By the way, the problem with lambdas is just a special case of this one; it’s exactly that lambdas alias variables that causes so much grief for our wannabe-mutating ventures.

A different kind of power, at a much more reasonable price

Since we are only imagining this insanity, not attempting to truly partake of it, we have something good to feel about, after all: the grass is really quite brown on the other side, alas, but that on this side is a little greener than first glance might indicate.

Type systems like those of Haskell, Java, OCaml, Scala, and many other languages simply don’t permit the types of variables to change. When you consider the introduction of type equalities in Haskell or Scala GADTs, or more direct refinements made in Typed Racket, Flow, or TypeScript; you can include all of these languages in the broader category of type systems whose variable types can only complement, never contradict.

This is a powerful simplifying assumption, because under this restriction, none of the above problems matter. “Functional types” are not only powerful enough to model programs, and far easier to understand for the human programmer, they are the only way out of the quagmire of complexity wrought by trying to “model mutation”. Even problems that almost look amenable to mutation analysis, like the while example above, admit a simpler solution in an immutable type like the recursive TeaTimeTower.

More power is sometimes worse.

When you forbid unneeded capabilities, you get back capabilities in other areas. Sometimes this comes in the form of improved understanding, such as we get for large programs by introducing type restrictions. It makes sense to give up “power” that is not practical to get benefits that are.

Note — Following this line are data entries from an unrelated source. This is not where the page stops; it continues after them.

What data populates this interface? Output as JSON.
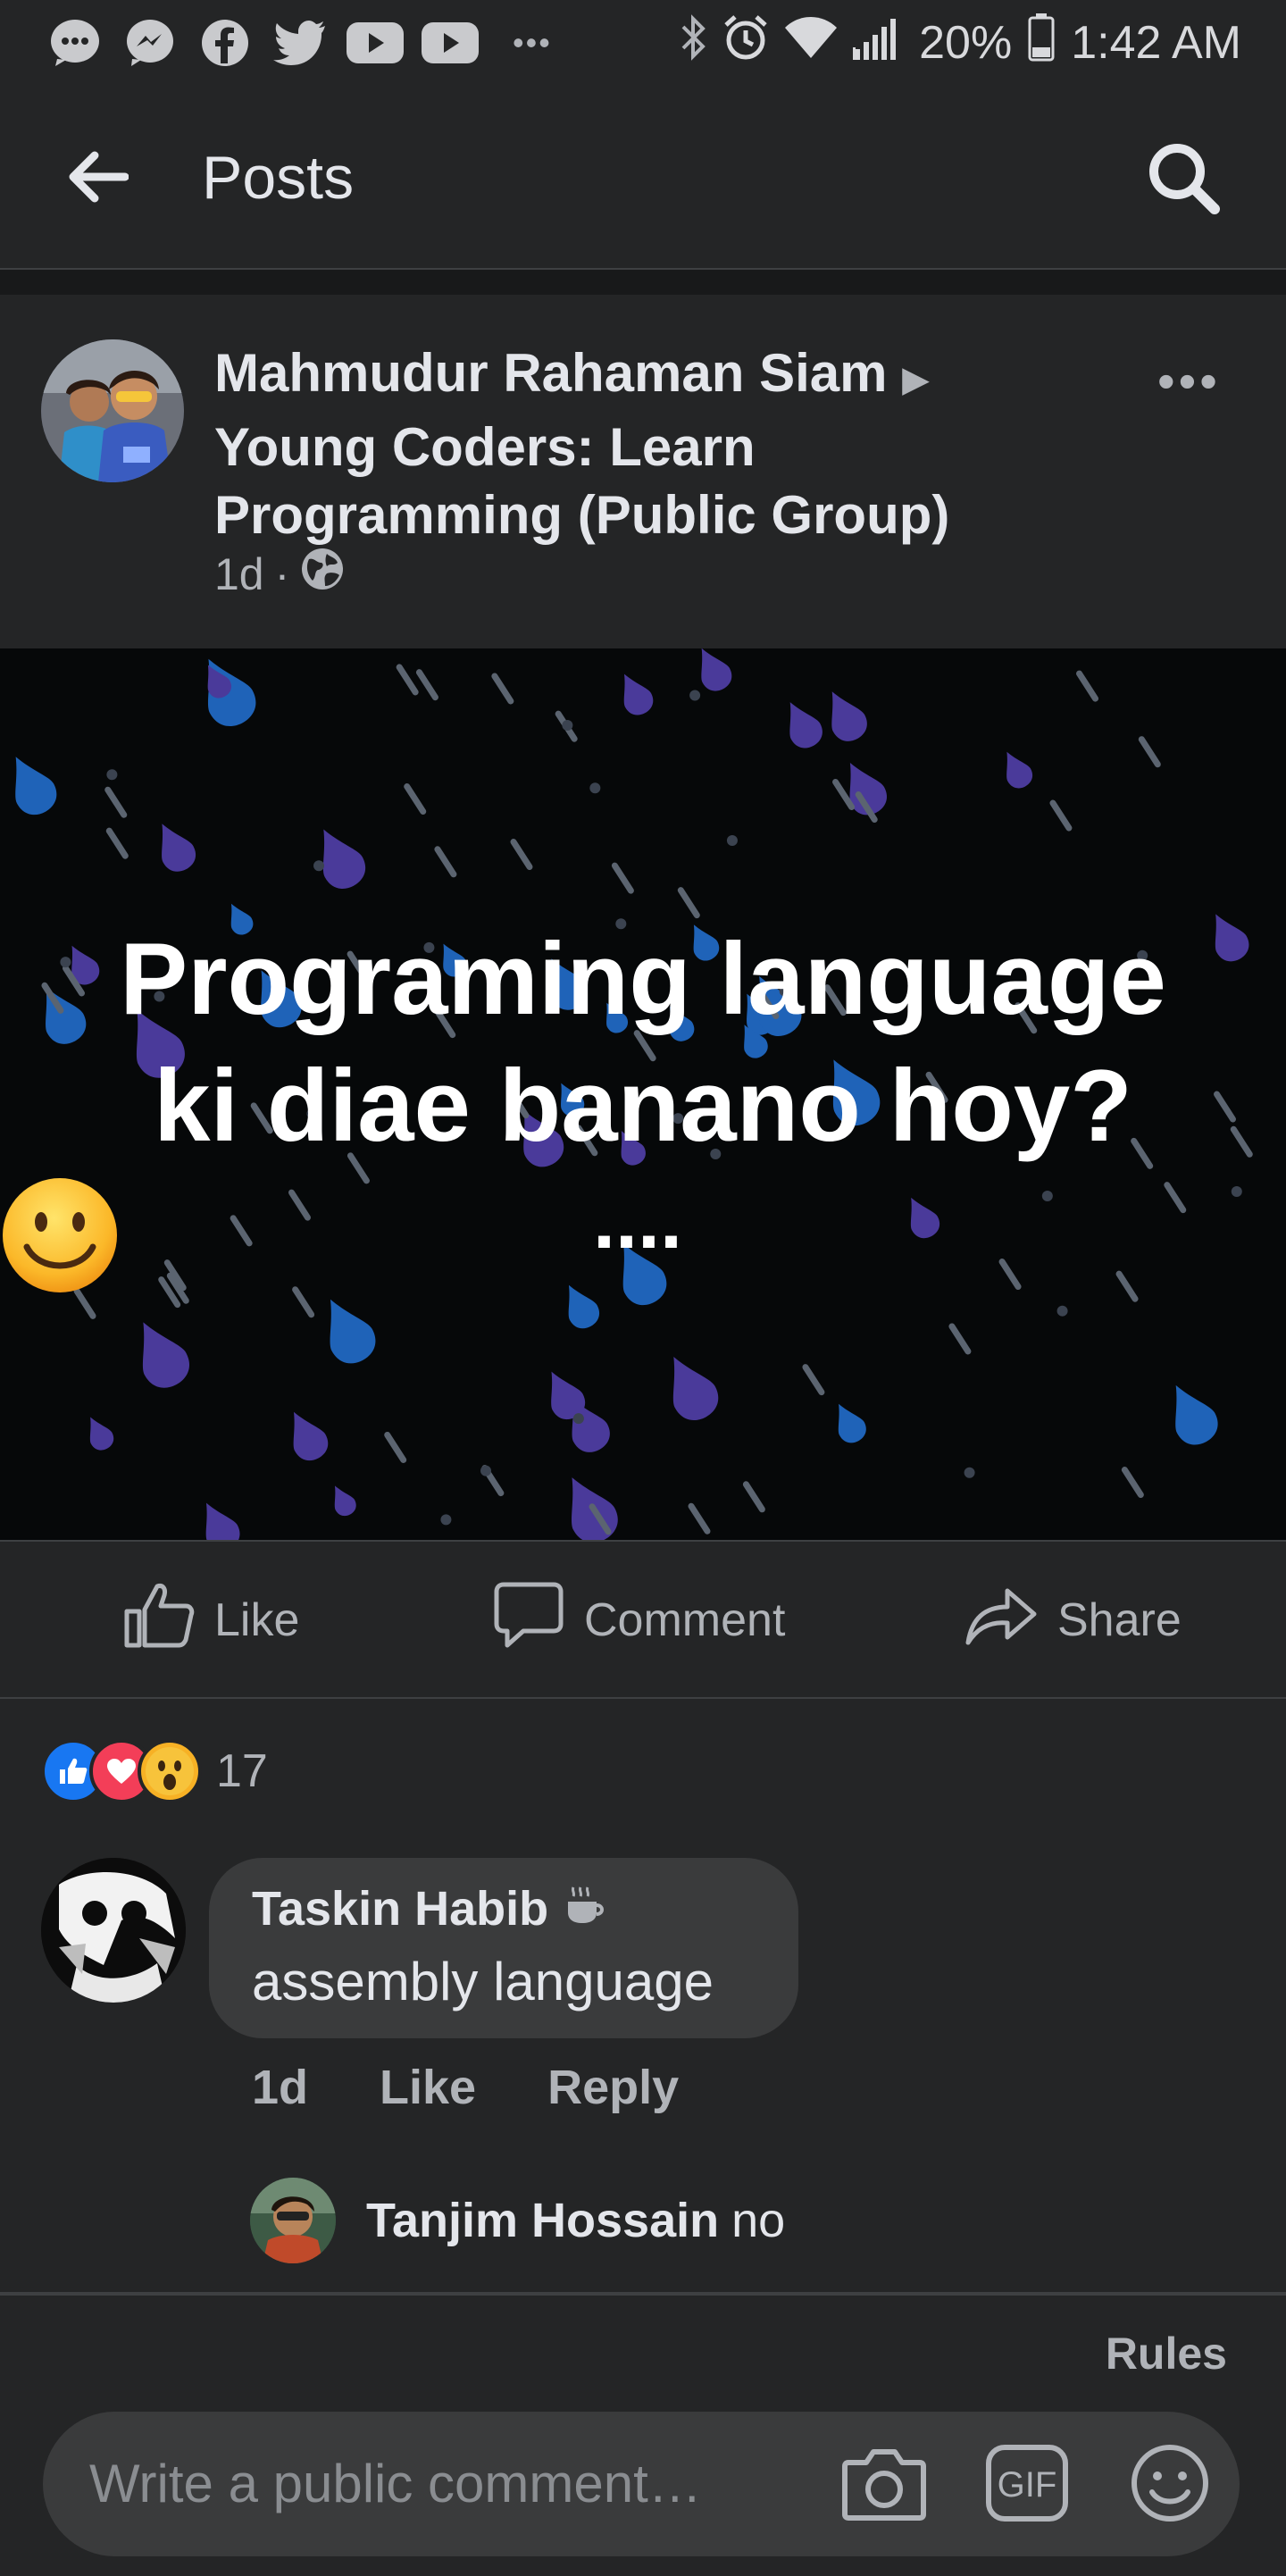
{
  "status_bar": {
    "icons": [
      "messages-icon",
      "messenger-icon",
      "facebook-icon",
      "twitter-icon",
      "youtube-icon",
      "youtube-icon",
      "more-icon"
    ],
    "right_icons": [
      "bluetooth-icon",
      "alarm-icon",
      "wifi-icon",
      "signal-icon"
    ],
    "battery": "20%",
    "time": "1:42 AM"
  },
  "header": {
    "title": "Posts",
    "back_icon": "back-arrow-icon",
    "search_icon": "search-icon"
  },
  "post": {
    "author": "Mahmudur Rahaman Siam",
    "arrow": "▶",
    "group": "Young Coders: Learn Programming (Public Group)",
    "time": "1d",
    "dot": "·",
    "privacy_icon": "globe-icon",
    "more": "•••",
    "text_line1": "Programing language",
    "text_line2": "ki diae banano hoy?",
    "text_dots": "....",
    "emoji": "🙂",
    "background_colors": {
      "base": "#060809",
      "drop_purple": "#4a3a9a",
      "drop_blue": "#1f63b8",
      "streak": "#5b6470"
    }
  },
  "actions": {
    "like": "Like",
    "comment": "Comment",
    "share": "Share"
  },
  "reactions": {
    "types": [
      "like",
      "love",
      "wow"
    ],
    "count": "17",
    "colors": {
      "like": "#1877f2",
      "love": "#f33e58",
      "wow": "#f7b125"
    }
  },
  "comment": {
    "author": "Taskin Habib",
    "badge_icon": "coffee-cup-icon",
    "text": "assembly language",
    "time": "1d",
    "like": "Like",
    "reply": "Reply"
  },
  "reply": {
    "author": "Tanjim Hossain",
    "text": "no"
  },
  "composer": {
    "rules": "Rules",
    "placeholder": "Write a public comment…",
    "icons": [
      "camera-icon",
      "gif-icon",
      "emoji-icon"
    ],
    "gif_label": "GIF"
  }
}
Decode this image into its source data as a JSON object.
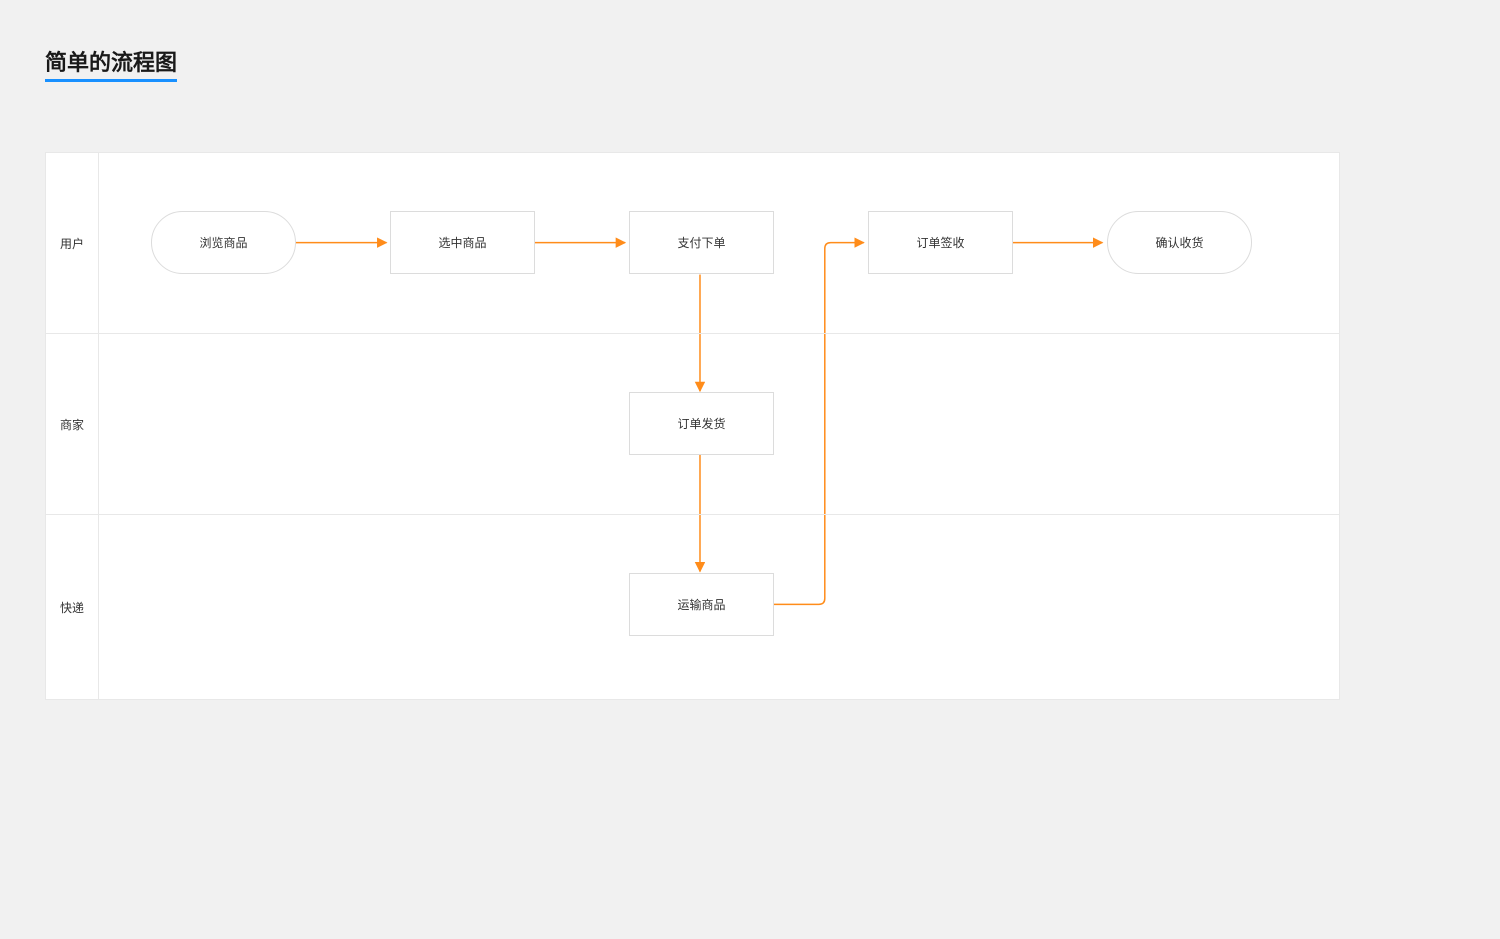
{
  "title": "简单的流程图",
  "lanes": {
    "user": "用户",
    "merchant": "商家",
    "courier": "快递"
  },
  "nodes": {
    "browse": "浏览商品",
    "select": "选中商品",
    "pay": "支付下单",
    "sign": "订单签收",
    "confirm": "确认收货",
    "ship": "订单发货",
    "transport": "运输商品"
  },
  "colors": {
    "edge": "#ff8c1a",
    "accent": "#1890ff"
  }
}
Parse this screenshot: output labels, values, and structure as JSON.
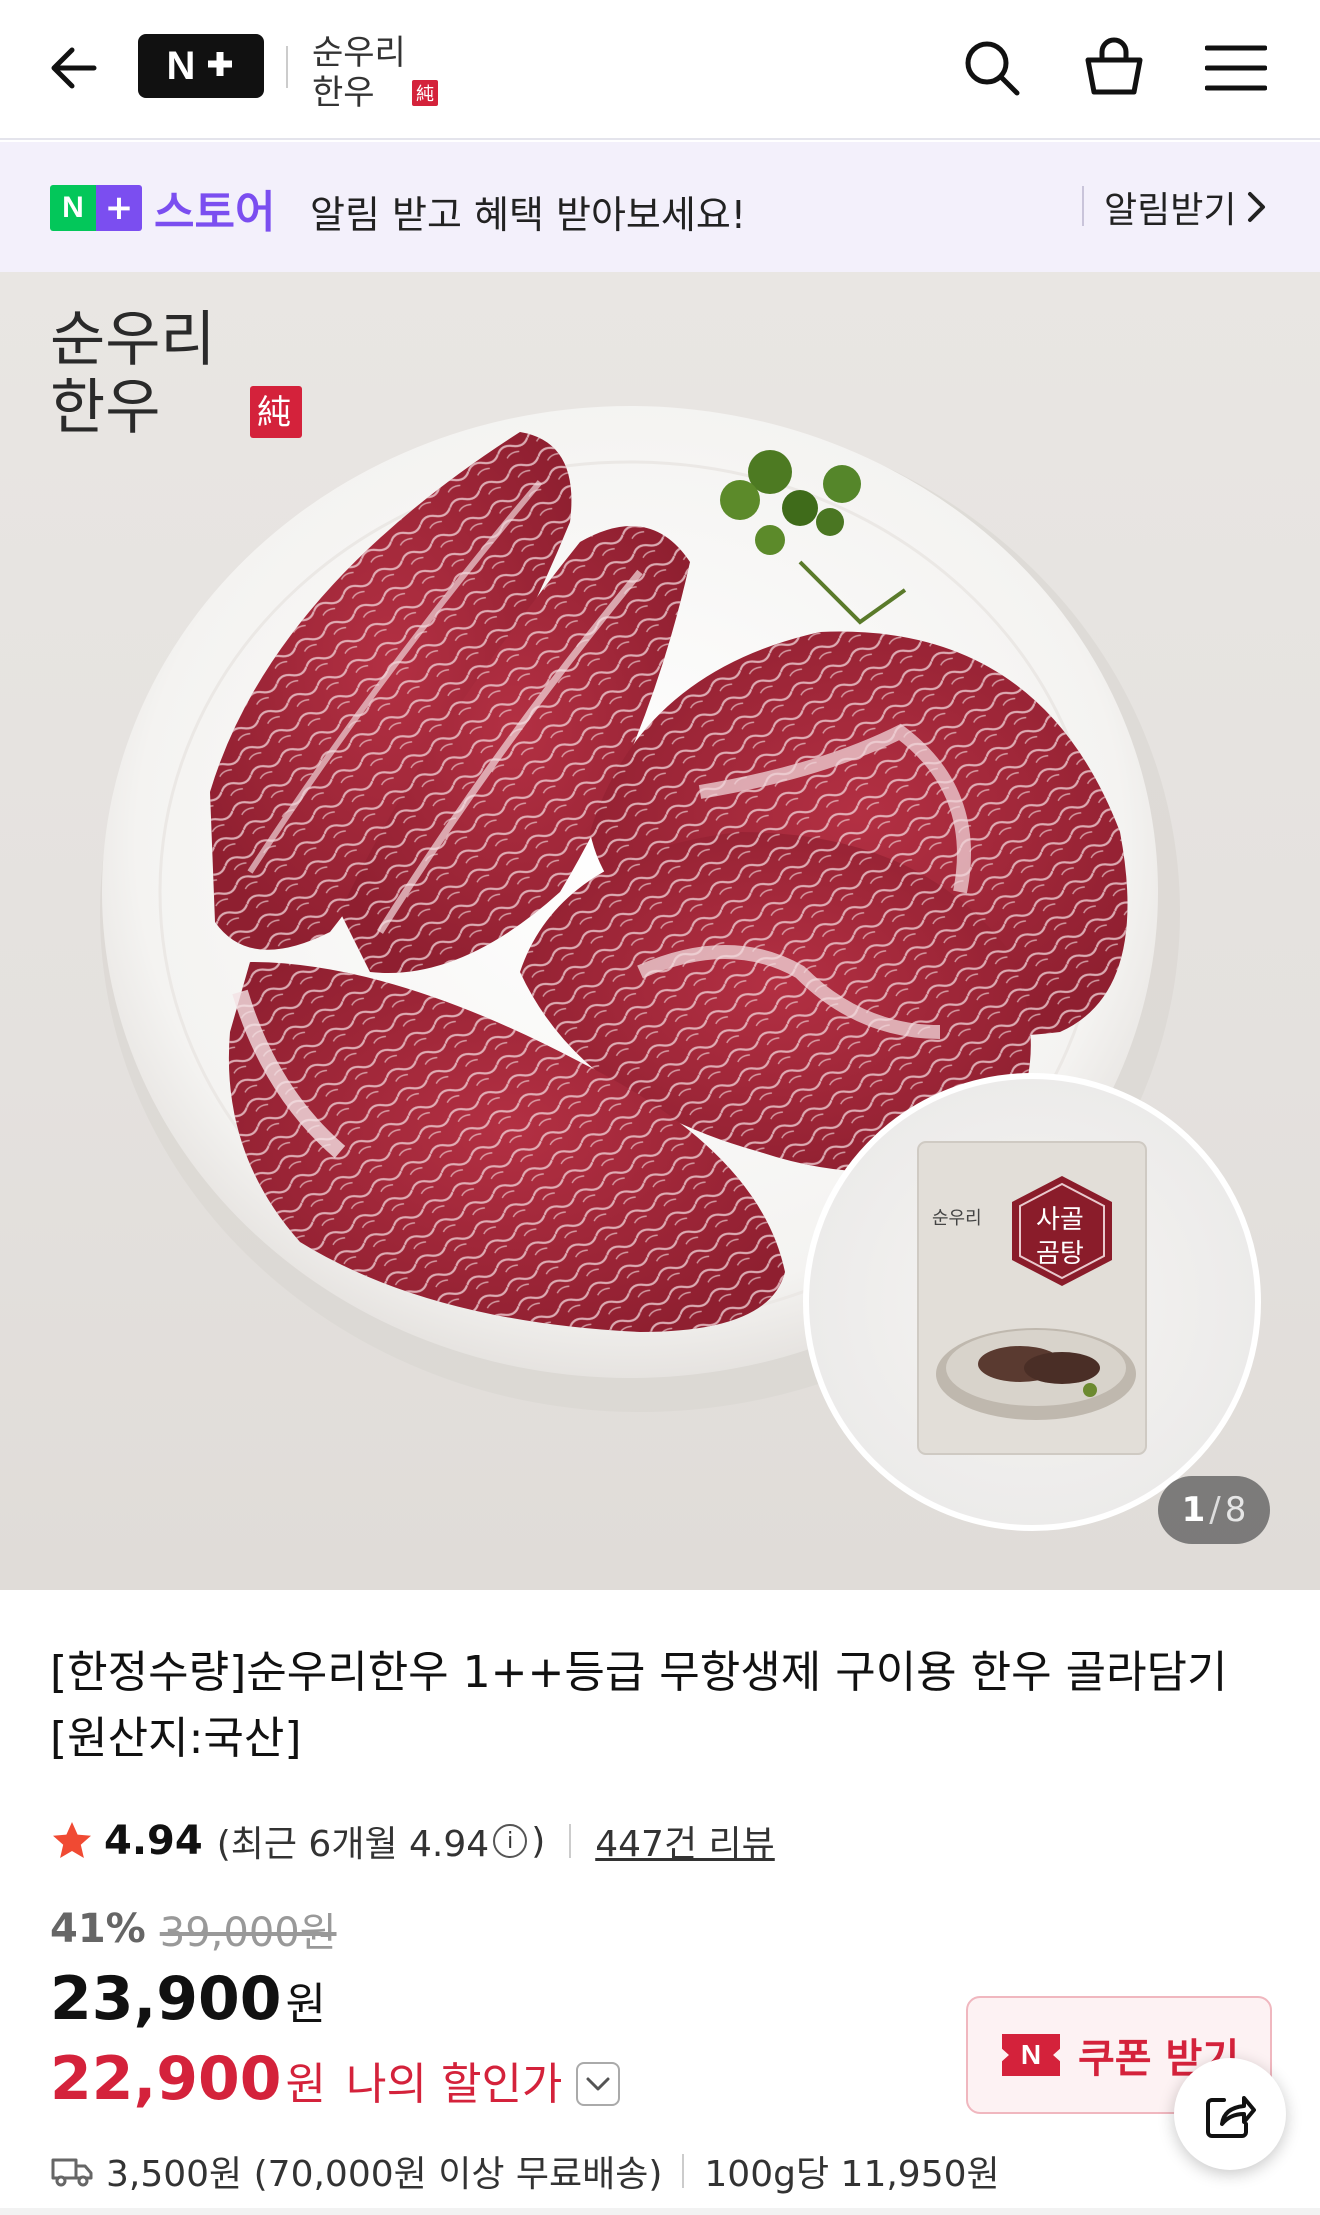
{
  "header": {
    "np_letter": "N",
    "brand_line1": "순우리",
    "brand_line2": "한우",
    "brand_seal": "純"
  },
  "banner": {
    "store_n": "N",
    "store_plus": "+",
    "store_name": "스토어",
    "message": "알림 받고 혜택 받아보세요!",
    "notify_label": "알림받기"
  },
  "hero": {
    "brand_line1": "순우리",
    "brand_line2": "한우",
    "brand_seal": "純",
    "package_brand": "순우리",
    "package_title_1": "사골",
    "package_title_2": "곰탕",
    "counter_current": "1",
    "counter_sep": "/",
    "counter_total": "8"
  },
  "product": {
    "title": "[한정수량]순우리한우 1++등급 무항생제 구이용 한우 골라담기 [원산지:국산]",
    "rating_score": "4.94",
    "recent_prefix": "(최근 6개월 4.94",
    "recent_suffix": ")",
    "info_glyph": "i",
    "reviews": "447건 리뷰",
    "discount_pct": "41%",
    "original_price": "39,000원",
    "price": "23,900",
    "price_unit": "원",
    "my_price": "22,900",
    "my_price_unit": "원",
    "my_price_label": "나의 할인가",
    "coupon_n": "N",
    "coupon_label": "쿠폰 받기",
    "shipping": "3,500원 (70,000원 이상 무료배송)",
    "unit_price": "100g당 11,950원"
  },
  "colors": {
    "accent_red": "#d4223b",
    "naver_green": "#03c75a",
    "plus_purple": "#7b4ef0"
  },
  "icons": [
    "back-arrow-icon",
    "search-icon",
    "shopping-bag-icon",
    "menu-icon",
    "chevron-right-icon",
    "star-icon",
    "info-icon",
    "chevron-down-icon",
    "share-icon",
    "truck-icon"
  ]
}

Take the forbidding of mutation. We take type-level immutability for granted in the same way that many practitioners take value-level mutability for granted. Perhaps one reason for resistance to functional programming might be that we are so accustomed to the drawbacks of unconstrained mutability that it does not seem quite as insane at the value level as, seen above, it is at the type level.

But, familiarity cannot make the insane any less so.

This article was tested with Flow 0.57.2 and TypeScript 2.5.